# Greetings from Greenville NC



## Robbin (May 26, 2013)

zombeek said:


> Hello to all.
> I just found this forum and have already learned a lot. I am a new beekeeper in eastern NC. I have 2 hives and have enjoyed this first year of learning about the intricacies of beekeeping.
> 
> I look forward to continuing to learn in this hobby and appreciate any advice that you can offer.


Welcome aboard. Great place for a beek to learn. I lived in Goldsboro for many years, been to greenville many times. Been in Florida since the military moved me here in 82.
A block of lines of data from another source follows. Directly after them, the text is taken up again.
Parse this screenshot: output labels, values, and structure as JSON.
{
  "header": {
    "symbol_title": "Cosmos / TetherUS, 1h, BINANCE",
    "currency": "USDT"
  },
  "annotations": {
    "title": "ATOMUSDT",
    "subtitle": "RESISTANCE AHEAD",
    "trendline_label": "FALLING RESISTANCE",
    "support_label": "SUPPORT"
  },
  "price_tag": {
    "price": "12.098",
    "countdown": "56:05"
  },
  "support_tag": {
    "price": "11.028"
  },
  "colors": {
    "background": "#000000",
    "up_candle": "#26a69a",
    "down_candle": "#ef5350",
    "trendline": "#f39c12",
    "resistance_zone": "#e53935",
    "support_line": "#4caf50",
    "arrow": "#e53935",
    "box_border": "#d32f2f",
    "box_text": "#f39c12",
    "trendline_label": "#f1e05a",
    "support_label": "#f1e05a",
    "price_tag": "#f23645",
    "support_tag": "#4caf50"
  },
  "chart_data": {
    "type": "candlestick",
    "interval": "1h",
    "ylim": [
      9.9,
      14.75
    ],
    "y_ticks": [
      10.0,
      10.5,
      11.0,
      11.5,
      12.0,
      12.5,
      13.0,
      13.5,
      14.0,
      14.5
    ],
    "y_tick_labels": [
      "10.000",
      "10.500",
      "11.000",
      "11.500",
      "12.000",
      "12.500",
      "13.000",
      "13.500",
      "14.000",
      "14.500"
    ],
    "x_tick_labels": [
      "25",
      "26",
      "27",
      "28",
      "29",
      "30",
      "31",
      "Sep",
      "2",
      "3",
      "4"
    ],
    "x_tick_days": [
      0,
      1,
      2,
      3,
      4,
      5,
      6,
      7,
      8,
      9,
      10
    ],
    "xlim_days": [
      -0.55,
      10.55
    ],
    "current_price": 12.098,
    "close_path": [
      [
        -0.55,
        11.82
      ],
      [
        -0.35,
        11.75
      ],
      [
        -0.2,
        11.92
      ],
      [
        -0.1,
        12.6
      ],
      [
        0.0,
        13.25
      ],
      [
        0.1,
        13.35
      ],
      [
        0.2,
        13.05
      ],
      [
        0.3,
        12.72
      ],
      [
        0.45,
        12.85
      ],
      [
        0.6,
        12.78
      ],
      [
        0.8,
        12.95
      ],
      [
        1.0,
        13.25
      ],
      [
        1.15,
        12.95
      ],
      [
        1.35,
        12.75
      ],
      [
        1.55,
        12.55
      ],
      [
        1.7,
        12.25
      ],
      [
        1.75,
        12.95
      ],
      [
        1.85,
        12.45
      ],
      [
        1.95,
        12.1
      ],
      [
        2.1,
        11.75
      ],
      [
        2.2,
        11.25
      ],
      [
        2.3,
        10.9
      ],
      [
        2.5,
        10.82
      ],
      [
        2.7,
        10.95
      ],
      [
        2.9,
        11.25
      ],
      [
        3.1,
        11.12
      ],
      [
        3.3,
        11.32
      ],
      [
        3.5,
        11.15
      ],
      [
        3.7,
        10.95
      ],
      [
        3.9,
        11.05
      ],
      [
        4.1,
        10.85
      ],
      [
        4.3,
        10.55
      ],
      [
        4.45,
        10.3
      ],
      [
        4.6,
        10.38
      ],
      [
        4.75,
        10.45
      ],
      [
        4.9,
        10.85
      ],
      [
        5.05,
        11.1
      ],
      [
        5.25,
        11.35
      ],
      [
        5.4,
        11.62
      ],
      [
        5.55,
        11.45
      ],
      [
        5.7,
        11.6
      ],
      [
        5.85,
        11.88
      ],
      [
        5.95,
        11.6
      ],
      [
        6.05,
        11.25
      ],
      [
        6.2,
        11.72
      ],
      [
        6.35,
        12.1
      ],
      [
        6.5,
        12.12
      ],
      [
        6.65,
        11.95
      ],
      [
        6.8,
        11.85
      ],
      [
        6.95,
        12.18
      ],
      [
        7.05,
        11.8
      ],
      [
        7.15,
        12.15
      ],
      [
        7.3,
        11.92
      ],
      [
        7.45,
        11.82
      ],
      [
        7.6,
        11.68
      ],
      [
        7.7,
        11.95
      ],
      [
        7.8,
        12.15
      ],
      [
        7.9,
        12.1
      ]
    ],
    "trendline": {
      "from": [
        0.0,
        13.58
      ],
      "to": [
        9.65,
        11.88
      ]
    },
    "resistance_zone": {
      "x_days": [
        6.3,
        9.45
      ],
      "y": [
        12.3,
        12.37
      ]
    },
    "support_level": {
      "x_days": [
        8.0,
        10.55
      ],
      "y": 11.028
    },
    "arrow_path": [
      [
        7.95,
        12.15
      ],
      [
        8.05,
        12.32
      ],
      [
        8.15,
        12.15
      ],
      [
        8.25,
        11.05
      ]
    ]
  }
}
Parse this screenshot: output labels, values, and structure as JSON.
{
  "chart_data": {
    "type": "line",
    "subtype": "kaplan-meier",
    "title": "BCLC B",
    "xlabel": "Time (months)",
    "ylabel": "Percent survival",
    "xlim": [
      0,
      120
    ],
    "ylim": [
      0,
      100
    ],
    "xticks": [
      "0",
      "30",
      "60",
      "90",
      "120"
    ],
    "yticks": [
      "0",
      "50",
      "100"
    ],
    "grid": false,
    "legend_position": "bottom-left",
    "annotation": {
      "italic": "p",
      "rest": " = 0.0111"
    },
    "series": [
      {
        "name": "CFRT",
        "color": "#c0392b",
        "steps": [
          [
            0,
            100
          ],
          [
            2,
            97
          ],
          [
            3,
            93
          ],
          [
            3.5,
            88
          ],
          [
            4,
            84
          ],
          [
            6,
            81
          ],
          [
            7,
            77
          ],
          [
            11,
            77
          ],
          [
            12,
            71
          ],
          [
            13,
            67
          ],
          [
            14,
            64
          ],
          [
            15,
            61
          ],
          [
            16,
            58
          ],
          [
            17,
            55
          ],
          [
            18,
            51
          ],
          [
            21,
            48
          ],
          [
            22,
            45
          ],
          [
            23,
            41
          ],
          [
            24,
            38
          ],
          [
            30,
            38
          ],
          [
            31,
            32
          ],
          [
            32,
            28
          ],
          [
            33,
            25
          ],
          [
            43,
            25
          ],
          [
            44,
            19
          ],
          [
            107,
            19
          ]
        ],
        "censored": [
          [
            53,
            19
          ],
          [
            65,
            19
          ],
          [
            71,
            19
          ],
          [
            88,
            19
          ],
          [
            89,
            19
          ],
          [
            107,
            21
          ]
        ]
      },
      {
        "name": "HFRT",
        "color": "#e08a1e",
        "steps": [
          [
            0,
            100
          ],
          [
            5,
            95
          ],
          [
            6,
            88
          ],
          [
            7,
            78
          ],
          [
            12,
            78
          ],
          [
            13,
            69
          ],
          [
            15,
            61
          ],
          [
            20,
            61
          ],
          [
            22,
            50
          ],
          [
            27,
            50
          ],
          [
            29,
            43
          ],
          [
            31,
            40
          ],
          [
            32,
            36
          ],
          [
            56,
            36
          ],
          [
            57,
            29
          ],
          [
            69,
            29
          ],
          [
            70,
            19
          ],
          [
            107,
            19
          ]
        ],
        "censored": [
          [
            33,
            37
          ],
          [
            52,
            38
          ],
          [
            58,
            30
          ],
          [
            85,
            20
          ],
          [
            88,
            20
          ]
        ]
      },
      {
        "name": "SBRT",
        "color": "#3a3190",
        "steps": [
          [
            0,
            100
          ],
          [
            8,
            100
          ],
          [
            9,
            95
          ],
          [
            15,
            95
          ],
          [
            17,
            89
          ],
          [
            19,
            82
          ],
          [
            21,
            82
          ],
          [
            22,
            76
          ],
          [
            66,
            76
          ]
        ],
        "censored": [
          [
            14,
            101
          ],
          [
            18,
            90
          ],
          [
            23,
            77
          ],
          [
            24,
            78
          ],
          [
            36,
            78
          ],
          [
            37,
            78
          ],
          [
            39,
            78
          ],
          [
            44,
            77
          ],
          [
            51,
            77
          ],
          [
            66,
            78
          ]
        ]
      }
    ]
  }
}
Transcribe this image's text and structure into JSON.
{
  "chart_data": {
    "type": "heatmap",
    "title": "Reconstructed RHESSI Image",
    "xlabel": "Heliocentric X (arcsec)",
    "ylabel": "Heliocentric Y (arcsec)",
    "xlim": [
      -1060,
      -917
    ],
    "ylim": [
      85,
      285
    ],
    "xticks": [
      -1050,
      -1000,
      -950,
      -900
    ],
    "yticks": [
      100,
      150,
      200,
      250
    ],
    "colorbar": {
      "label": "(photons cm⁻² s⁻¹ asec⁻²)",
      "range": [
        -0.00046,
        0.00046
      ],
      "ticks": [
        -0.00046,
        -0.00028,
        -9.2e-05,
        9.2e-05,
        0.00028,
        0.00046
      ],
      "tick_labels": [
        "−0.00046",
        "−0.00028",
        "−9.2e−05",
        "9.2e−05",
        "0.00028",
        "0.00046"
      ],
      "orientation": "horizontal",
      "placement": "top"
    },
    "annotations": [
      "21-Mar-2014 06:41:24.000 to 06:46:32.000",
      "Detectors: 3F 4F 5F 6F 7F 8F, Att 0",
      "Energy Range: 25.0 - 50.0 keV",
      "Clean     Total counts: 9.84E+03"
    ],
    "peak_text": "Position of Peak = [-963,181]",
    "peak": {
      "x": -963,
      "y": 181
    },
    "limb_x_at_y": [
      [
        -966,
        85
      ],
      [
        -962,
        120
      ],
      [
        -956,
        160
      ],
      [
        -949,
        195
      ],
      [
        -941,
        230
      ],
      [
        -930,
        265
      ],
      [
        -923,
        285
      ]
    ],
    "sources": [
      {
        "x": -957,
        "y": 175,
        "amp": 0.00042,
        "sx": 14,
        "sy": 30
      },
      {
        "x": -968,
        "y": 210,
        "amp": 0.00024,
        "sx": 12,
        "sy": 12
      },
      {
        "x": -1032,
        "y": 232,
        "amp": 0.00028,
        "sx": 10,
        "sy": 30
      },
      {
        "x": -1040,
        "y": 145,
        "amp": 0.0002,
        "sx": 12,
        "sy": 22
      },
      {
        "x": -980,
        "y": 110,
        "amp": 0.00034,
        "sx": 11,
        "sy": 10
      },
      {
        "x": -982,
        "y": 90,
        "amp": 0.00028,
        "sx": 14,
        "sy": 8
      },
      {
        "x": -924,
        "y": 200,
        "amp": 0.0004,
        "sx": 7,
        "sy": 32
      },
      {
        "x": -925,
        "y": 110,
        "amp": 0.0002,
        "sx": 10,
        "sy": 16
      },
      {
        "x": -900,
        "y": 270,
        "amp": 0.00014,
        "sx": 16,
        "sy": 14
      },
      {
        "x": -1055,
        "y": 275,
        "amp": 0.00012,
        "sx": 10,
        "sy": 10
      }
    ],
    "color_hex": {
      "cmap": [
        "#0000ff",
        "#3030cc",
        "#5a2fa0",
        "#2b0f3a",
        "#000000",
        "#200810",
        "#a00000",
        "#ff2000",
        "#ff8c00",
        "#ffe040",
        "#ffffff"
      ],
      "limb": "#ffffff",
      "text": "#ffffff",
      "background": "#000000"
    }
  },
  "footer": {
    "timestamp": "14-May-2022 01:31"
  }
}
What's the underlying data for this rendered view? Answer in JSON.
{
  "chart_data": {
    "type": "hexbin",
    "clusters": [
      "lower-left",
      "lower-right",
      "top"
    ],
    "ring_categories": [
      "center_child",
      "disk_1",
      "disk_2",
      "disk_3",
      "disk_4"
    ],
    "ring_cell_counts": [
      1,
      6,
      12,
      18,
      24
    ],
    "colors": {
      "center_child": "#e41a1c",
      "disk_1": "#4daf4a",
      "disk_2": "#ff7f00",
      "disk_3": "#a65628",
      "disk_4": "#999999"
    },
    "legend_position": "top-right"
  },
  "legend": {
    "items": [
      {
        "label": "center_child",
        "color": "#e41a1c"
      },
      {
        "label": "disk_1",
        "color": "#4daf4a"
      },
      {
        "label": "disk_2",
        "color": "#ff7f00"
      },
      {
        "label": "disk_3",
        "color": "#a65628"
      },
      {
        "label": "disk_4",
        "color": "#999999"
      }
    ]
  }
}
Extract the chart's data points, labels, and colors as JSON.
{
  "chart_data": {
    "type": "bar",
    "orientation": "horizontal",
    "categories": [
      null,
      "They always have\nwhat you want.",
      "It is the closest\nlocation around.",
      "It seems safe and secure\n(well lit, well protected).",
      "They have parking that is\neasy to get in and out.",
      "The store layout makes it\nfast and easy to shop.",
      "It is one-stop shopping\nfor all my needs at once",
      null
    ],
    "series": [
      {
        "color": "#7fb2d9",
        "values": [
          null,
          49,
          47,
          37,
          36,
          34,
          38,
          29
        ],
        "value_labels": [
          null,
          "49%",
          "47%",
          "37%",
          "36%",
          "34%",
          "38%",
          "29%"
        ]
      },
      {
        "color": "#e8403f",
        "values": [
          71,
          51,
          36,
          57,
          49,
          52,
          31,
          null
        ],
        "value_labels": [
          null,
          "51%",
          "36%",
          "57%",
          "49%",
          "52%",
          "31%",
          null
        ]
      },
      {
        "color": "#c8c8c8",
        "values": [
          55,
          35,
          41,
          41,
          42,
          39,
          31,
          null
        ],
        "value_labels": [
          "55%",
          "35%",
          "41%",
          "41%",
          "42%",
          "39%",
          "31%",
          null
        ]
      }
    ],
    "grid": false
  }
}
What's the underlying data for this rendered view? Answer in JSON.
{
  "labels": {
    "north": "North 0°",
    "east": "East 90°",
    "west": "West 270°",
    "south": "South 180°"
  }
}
Welcome to beesource and good luck with the bees!


----------



## heaflaw (Feb 26, 2007)

Welcome from western NC


----------



## Cloverdale (Mar 26, 2012)

Hello and welcome.


----------



## mmiikkee (Jan 6, 2012)

Welcome from Georgia,

I used to live in Greenville and started keeping bees there. Now have ten hives and looking forward to spring. Hope your experiences are as pleasant as mine have been. 

Mike


----------



## Cyan (Jan 27, 2015)

Welcome!!


----------



## Colby828 (Dec 4, 2013)

Welcome, from Ayden, NC


----------



## GaryG74 (Apr 9, 2014)

Welcome to BeeSource!


----------



## bbruff22 (Dec 24, 2013)

Welcome from NE Kansas!


----------



## radallo (Oct 28, 2015)

never stop learning! welcome


----------



## AmericasBeekeeper (Jan 24, 2010)

Welcome!


----------